Reading & Composition

Reading & Composition

Readers in the Writing, Writers in the Reading: Film and Literature’s Scenes of Instruction
Course Number: 
R1B.001
Course Catalog Number: 
19403
Course Type or Level: 
Instructor: 
Cory Merrill, Hannah Katznelson
Days: 
Tu/Th
Time: 
12:30-2pm
Semester: 
Location: 
234 Dwinelle

Can a work of art teach us how to read itself?
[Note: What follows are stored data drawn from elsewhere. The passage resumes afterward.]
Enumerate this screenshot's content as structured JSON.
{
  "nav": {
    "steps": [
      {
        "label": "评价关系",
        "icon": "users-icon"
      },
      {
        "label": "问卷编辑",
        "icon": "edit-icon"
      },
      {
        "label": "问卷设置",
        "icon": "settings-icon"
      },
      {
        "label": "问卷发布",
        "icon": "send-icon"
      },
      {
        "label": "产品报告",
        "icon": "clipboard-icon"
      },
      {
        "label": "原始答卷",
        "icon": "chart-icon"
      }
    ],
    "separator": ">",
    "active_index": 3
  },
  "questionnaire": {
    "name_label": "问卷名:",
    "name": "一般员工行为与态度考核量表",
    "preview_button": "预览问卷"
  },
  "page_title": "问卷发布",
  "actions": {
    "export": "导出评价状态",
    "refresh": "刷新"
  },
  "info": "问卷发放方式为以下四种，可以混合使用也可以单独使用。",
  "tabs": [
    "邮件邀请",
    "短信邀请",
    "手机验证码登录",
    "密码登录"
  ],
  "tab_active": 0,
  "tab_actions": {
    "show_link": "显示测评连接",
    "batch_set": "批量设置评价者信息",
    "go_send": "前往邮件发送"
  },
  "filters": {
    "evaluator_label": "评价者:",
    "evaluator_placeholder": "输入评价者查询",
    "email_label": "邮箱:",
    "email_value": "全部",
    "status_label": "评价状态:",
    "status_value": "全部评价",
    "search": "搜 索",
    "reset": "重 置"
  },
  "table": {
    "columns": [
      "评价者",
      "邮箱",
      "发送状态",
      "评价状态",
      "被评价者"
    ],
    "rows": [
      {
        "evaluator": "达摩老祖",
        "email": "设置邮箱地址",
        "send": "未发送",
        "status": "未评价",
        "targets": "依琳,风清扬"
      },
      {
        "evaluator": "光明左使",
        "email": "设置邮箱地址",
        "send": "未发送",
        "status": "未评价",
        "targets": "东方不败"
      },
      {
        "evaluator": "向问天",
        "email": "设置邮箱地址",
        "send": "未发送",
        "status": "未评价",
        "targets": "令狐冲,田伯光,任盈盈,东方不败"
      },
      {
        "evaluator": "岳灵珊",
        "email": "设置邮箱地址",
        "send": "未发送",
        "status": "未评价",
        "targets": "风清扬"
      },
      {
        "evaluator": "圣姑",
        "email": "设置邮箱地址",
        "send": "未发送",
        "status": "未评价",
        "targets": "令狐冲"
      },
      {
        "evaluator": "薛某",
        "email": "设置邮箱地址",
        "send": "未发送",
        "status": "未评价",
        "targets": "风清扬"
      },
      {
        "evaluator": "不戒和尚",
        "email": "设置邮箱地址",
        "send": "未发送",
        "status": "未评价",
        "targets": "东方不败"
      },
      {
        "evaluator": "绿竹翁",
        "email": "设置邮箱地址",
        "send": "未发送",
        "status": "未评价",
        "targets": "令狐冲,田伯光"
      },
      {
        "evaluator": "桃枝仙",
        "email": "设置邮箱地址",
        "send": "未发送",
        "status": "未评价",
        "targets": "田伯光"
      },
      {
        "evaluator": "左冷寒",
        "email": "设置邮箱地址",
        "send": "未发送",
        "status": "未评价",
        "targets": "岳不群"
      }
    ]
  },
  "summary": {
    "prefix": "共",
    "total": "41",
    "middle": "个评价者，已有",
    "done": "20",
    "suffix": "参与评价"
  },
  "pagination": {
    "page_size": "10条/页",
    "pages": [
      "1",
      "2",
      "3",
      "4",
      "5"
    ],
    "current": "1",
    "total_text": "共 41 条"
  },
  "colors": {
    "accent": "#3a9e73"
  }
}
Our course takes up its task of developing critical reading and writing skills through an exploration of literary and visual materials that thematize their own reading: texts that call attention to the activity (the work) of reading; texts that invite their readers to think both critically and strategically about how one ought to read them; texts that involve their readers in their structural mechanics in ways that may make a reader feel uncomfortable or self-conscious. As a corollary to this pursuit, we will also develop an understanding of how we ourselves read (i.e., what kinds of problems or ideas speak to us individually, how we think with and through our objects of study). As an R&C course, sustained critical engagement with the process of writing will guide our intellectual investigation of texts that teach us how to read. As a class, we will work together to form an understanding of the partnership between careful reading and analytical writing as well as the relationship of re-writing to writing. As we turn to the research-focused portion of our course, we will learn how to position our thoughts about course materials among other writers’ interpretations of those materials. With these goals in mind, the first several weeks of class will be dedicated to an intensive introduction to the practice of close reading and arguments structured around close reading before any in-depth analysis of the materials on the syllabus is pursued.